Wir helfen Flüchtlingen im Alltag und bei der Integration

Neues Begegnungscafé für Deutsche und Migranten

4 Kommentare

Es gibt ein neues Angebot für Deutsche und Migranten in Elmshorn, die sich bei einer Tasse Kaffee unterhalten und näherkommen möchten. Ab 8. März 2016 öffnet jeden Dienstag zwischen 15:30 und 17:30 Uhr öffnet die Gemeinschaft in der Evangelischen Kirche in der Feldstraße ihre Türen für ein neues Begegnungscafé.
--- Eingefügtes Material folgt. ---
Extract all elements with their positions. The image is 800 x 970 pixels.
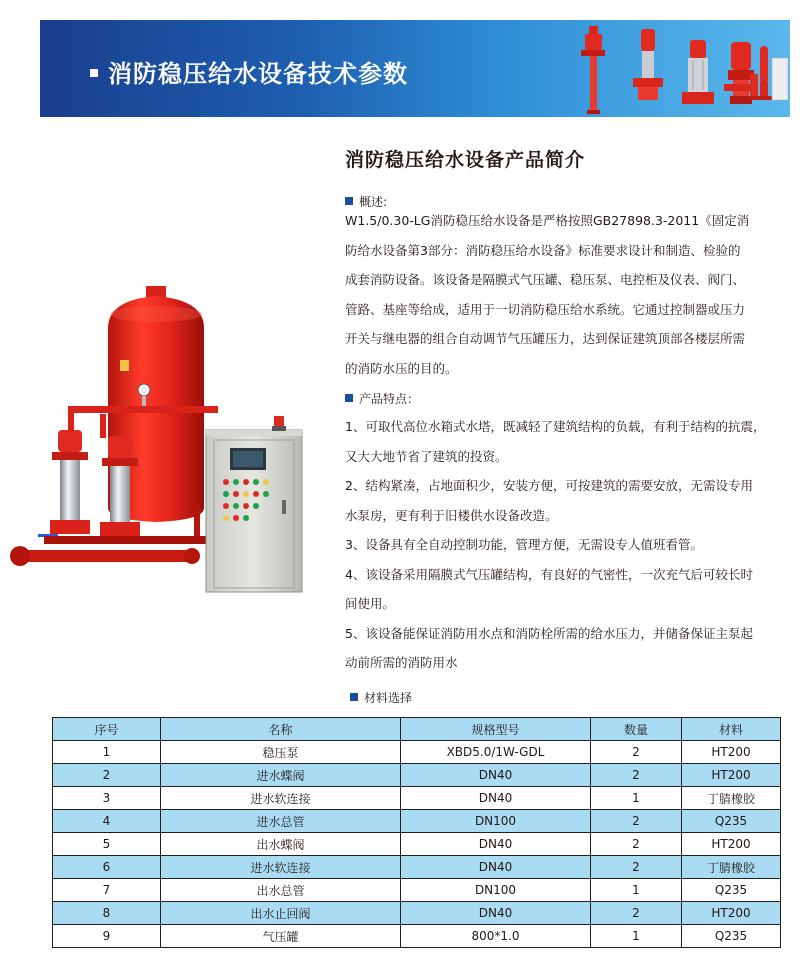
overview-line: 管路、基座等给成，适用于一切消防稳压给水系统。它通过控制器或压力	[345, 301, 746, 317]
cell-index: 6	[53, 856, 161, 879]
cell-material: Q235	[682, 879, 781, 902]
header-banner	[40, 20, 790, 117]
cell-qty: 2	[591, 810, 682, 833]
cell-index: 5	[53, 833, 161, 856]
cell-spec: DN40	[401, 833, 591, 856]
features-heading	[345, 390, 419, 407]
column-header: 名称	[161, 718, 401, 741]
bullet-square	[350, 693, 358, 701]
materials-table	[52, 717, 781, 948]
table-header-row	[53, 718, 781, 741]
table-row	[53, 925, 781, 948]
fire-pressure-stabilizing-equipment-photo	[8, 268, 328, 608]
cell-index: 8	[53, 902, 161, 925]
cell-qty: 1	[591, 879, 682, 902]
column-header: 材料	[682, 718, 781, 741]
feature-line: 又大大地节省了建筑的投资。	[345, 448, 508, 464]
bullet-square	[345, 197, 353, 205]
column-header: 数量	[591, 718, 682, 741]
cell-name: 出水蝶阀	[161, 833, 401, 856]
cell-qty: 2	[591, 764, 682, 787]
cell-spec: XBD5.0/1W-GDL	[401, 741, 591, 764]
column-header: 序号	[53, 718, 161, 741]
overview-line: 开关与继电器的组合自动调节气压罐压力，达到保证建筑顶部各楼层所需	[345, 331, 746, 346]
cell-name: 出水止回阀	[161, 902, 401, 925]
cell-index: 7	[53, 879, 161, 902]
table-row	[53, 764, 781, 787]
cell-name: 进水蝶阀	[161, 764, 401, 787]
cell-index: 3	[53, 787, 161, 810]
table-row	[53, 810, 781, 833]
overview-text	[345, 206, 749, 383]
feature-line: 动前所需的消防用水	[345, 655, 458, 670]
cell-qty: 1	[591, 925, 682, 948]
features-text	[345, 412, 765, 678]
cell-name: 出水总管	[161, 879, 401, 902]
cell-material: HT200	[682, 833, 781, 856]
cell-name: 进水软连接	[161, 787, 401, 810]
materials-heading-label: 材料选择	[364, 691, 413, 705]
table-row	[53, 833, 781, 856]
cell-qty: 1	[591, 787, 682, 810]
feature-line: 5、该设备能保证消防用水点和消防栓所需的给水压力，并储备保证主泵起	[345, 625, 753, 641]
intro-title: 消防稳压给水设备产品简介	[345, 149, 586, 171]
cell-index: 2	[53, 764, 161, 787]
cell-material: HT200	[682, 902, 781, 925]
cell-spec: DN100	[401, 810, 591, 833]
cell-spec: 800*1.0	[401, 925, 591, 948]
cell-spec: DN40	[401, 787, 591, 810]
feature-line: 水泵房，更有利于旧楼供水设备改造。	[345, 507, 558, 523]
overview-line: 防给水设备第3部分：消防稳压给水设备》标准要求设计和制造、检验的	[345, 242, 741, 258]
cell-spec: DN40	[401, 764, 591, 787]
cell-index: 4	[53, 810, 161, 833]
overview-line: 成套消防设备。该设备是隔膜式气压罐、稳压泵、电控柜及仪表、阀门、	[345, 272, 746, 287]
cell-qty: 2	[591, 856, 682, 879]
cell-material: 丁腈橡胶	[682, 856, 781, 879]
table-row	[53, 856, 781, 879]
cell-index: 1	[53, 741, 161, 764]
cell-material: Q235	[682, 810, 781, 833]
column-header: 规格型号	[401, 718, 591, 741]
vertical-pump-icon	[578, 22, 608, 116]
cell-spec: DN40	[401, 856, 591, 879]
cell-name: 气压罐	[161, 925, 401, 948]
feature-line: 2、结构紧凑，占地面积少，安装方便，可按建筑的需要安放，无需设专用	[345, 478, 753, 493]
cell-qty: 2	[591, 833, 682, 856]
cell-material: Q235	[682, 925, 781, 948]
overview-heading-label: 概述:	[359, 195, 388, 209]
table-row	[53, 787, 781, 810]
features-heading-label: 产品特点：	[359, 392, 420, 406]
table-row	[53, 902, 781, 925]
cell-spec: DN100	[401, 879, 591, 902]
booster-set-icon	[746, 38, 790, 110]
cell-name: 进水软连接	[161, 856, 401, 879]
cell-name: 进水总管	[161, 810, 401, 833]
cell-name: 稳压泵	[161, 741, 401, 764]
feature-line: 间使用。	[345, 596, 396, 611]
table-row	[53, 879, 781, 902]
feature-line: 3、设备具有全自动控制功能，管理方便，无需设专人值班看管。	[345, 537, 703, 552]
table-row	[53, 741, 781, 764]
materials-heading	[350, 689, 412, 706]
multistage-pump-icon	[680, 38, 716, 110]
cell-material: HT200	[682, 741, 781, 764]
cell-qty: 2	[591, 902, 682, 925]
feature-line: 4、该设备采用隔膜式气压罐结构，有良好的气密性，一次充气后可较长时	[345, 566, 753, 582]
feature-line: 1、可取代高位水箱式水塔，既减轻了建筑结构的负载，有利于结构的抗震，	[345, 419, 766, 434]
cell-material: HT200	[682, 764, 781, 787]
bullet-square	[345, 394, 353, 402]
cell-qty: 2	[591, 741, 682, 764]
overview-line: W1.5/0.30-LG消防稳压给水设备是严格按照GB27898.3-2011《固定消	[345, 213, 750, 228]
page-title: 消防稳压给水设备技术参数	[108, 60, 408, 88]
cell-spec: DN40	[401, 902, 591, 925]
cell-material: 丁腈橡胶	[682, 787, 781, 810]
inline-pump-icon	[630, 26, 666, 106]
cell-index: 9	[53, 925, 161, 948]
overview-line: 的消防水压的目的。	[345, 360, 458, 376]
bullet-square	[90, 69, 98, 77]
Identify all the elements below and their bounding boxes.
Es wird demnächst einen Flyer zu dem Angebot und auch einen Hinweis auf der Homepage der Kirche geben – wir halten euch dann gern auf dem Laufenden. Ansprechpartner für das Begegnungscafé sind unsere Willkommenshelfer Ruth und Harald Riewesell, Tel. 04121 73236

4 Kommentare zu “Neues Begegnungscafé für Deutsche und Migranten

  1. Mir gefällt es gar nicht dass dieses Treffen sich in Räumen der Kirche etablieren soll. Die Kirche drängt sich ohnehin überall hinein, was ihr nicht zusteht. Wie kann es sein, dass Menschen aus dem islamischen Umfeld schon wieder in Konflikte gezogen werden, die leicht vermeidbar wären. Und Nichtchristen wie ich Probleme haben, die kirchlichen Räume zu betreten. Ich bitte Sie, den Veranstaltungsort ideologisch zu befreien.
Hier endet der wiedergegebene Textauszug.